I was mildly enamored of Raisinets and Goobers, though they were decidedly second-tier, but Tootsie Rolls never turned me on unless they were of weird alternative colors, like Raspberry; in their chocolate flavor they reminded me of some being cornered in an unsavory village square by an alderman with a horned sombrero and elephantiasis.
I was wary of Almond Joy and Mounds even though, compared to most commercial mascots, Peter Paul seemed attractive and noble, like a somewhat cute, somewhat sinister enchanted goat in a deserted manger.
On days when I left most of my school lunch on the plate, Three Musketeers seemed the immediate answer to four–o–clock hunger, but invariably after the second or third bite it took on a slightly sickening cast. It was as if an unseen caretaker were force–feeding you prior to killing and dismembering you, doing the nasty to your dying torso. Next to too many mouthfuls of Three Musketeers, Tootsie Rolls seemed benign. There was a quality to Three Musketeers of hemorrhaging out of control while waiting for an ambulance.
I was briefly infatuated with Nestle’s Crunch bars, finding their thinness and the way they redeemed Rice Krispies a source of profound fascination.
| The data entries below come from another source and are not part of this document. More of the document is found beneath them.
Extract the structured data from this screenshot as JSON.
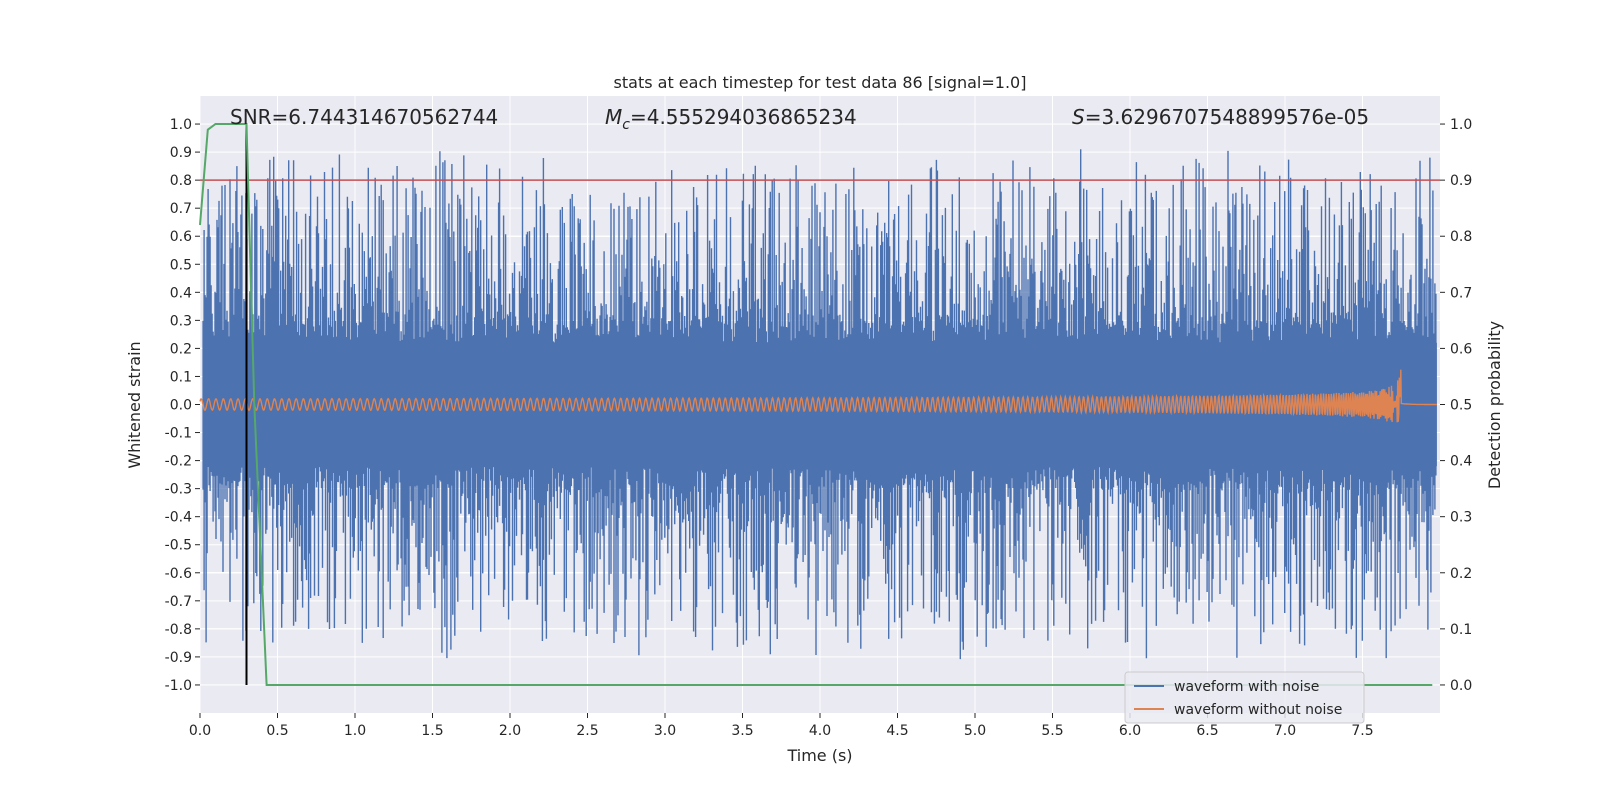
{
  "chart_data": {
    "type": "line",
    "title": "stats at each timestep for test data 86 [signal=1.0]",
    "xlabel": "Time (s)",
    "ylabel": "Whitened strain",
    "y2label": "Detection probability",
    "xlim": [
      0.0,
      8.0
    ],
    "ylim": [
      -1.1,
      1.1
    ],
    "y2lim": [
      -0.05,
      1.05
    ],
    "xticks": [
      "0.0",
      "0.5",
      "1.0",
      "1.5",
      "2.0",
      "2.5",
      "3.0",
      "3.5",
      "4.0",
      "4.5",
      "5.0",
      "5.5",
      "6.0",
      "6.5",
      "7.0",
      "7.5"
    ],
    "yticks": [
      "1.0",
      "0.9",
      "0.8",
      "0.7",
      "0.6",
      "0.5",
      "0.4",
      "0.3",
      "0.2",
      "0.1",
      "0.0",
      "-0.1",
      "-0.2",
      "-0.3",
      "-0.4",
      "-0.5",
      "-0.6",
      "-0.7",
      "-0.8",
      "-0.9",
      "-1.0"
    ],
    "y2ticks": [
      "1.0",
      "0.9",
      "0.8",
      "0.7",
      "0.6",
      "0.5",
      "0.4",
      "0.3",
      "0.2",
      "0.1",
      "0.0"
    ],
    "annotations": {
      "snr": "SNR=6.744314670562744",
      "mc_symbol": "M",
      "mc_subscript": "c",
      "mc_value": "=4.555294036865234",
      "s_symbol": "S",
      "s_value": "=3.6296707548899576e-05"
    },
    "threshold_line": {
      "y2": 0.9,
      "color": "#c44e52"
    },
    "marker_line": {
      "x": 0.3,
      "color": "#000000"
    },
    "series": [
      {
        "name": "waveform with noise",
        "color": "#4c72b0",
        "description_stats": {
          "core_amplitude": 0.22,
          "max_peak": 1.0,
          "min_peak": -0.96
        }
      },
      {
        "name": "waveform without noise",
        "color": "#dd8452",
        "chirp_start_amplitude": 0.02,
        "chirp_peak_amplitude": 0.2,
        "merger_time": 7.75
      },
      {
        "name": "detection probability",
        "color": "#55a868",
        "axis": "y2",
        "points": [
          [
            0.0,
            0.82
          ],
          [
            0.05,
            0.99
          ],
          [
            0.1,
            1.0
          ],
          [
            0.3,
            1.0
          ],
          [
            0.35,
            0.5
          ],
          [
            0.43,
            0.0
          ],
          [
            7.95,
            0.0
          ]
        ]
      }
    ],
    "legend": {
      "position": "lower-right",
      "entries": [
        "waveform with noise",
        "waveform without noise"
      ]
    }
  }
}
Cadbury Easter Eggs quickly reached overdose levels, and generic chocolate rabbits often contained dry rot or worms.
And, while Chunkys were small and oddly shaped, with disturbing raisins, Snickers were the unchallenged leader in the field as the candy bar of sociopaths.
Toward the late era of my candy consumption I got involved rather deeply with M&Ms, both peanut and regular (this was aeons before the age of such marvels of development as M&M Coconut); I saw them as high–tech, and I felt nervous and unwell if the exactly correct complement of colors didn’t gush out of the single–serving bag like an animated artist’s palette. When I came to New York I discovered Reese’s Peanut Butter Cups and Mason Mints (a mysterious taste I had observed my mother falling for), and for a short but intense time, Junior Mints reigned supreme in my packaged candy pantheon.
I saw the buyers, eaters and suckers of Lifesavers as unfortunate peasants who never even dreamed of aspiring to the imperial life I felt sure was to be my future and I felt nothing but a nauseated disdain for those who deigned to touch peppermint sticks or candy canes. Lollipops were on all occasions to be shunned unless there was white in the disk. They should in fact have been called mollipops, as their main purpose seemed to be the mollification of the terrified child shrinking in the pit of an adult size chair in the dentist’s waiting room.
During the Milky Way period, however, I was probably happier than I had back then any idea. The Milky Way period might just have been the happiest of my young career: Innocence plus consciousness, without the awareness that life only gets worse.
As for licorice shoelaces, candy corn, cotton candy, candy dots, candy guns, and candy jewelry sets, they all fluttered around my memory–generating mind during the part of my life before I knew that Indians were not beautiful wild people but annoying savages out to ruin my peace and quiet, the time when a tree was a tree and a dead princess no more nor less than that, surrounded in her glacial termination by silent dwarves and the tall departing shadows of evil queens.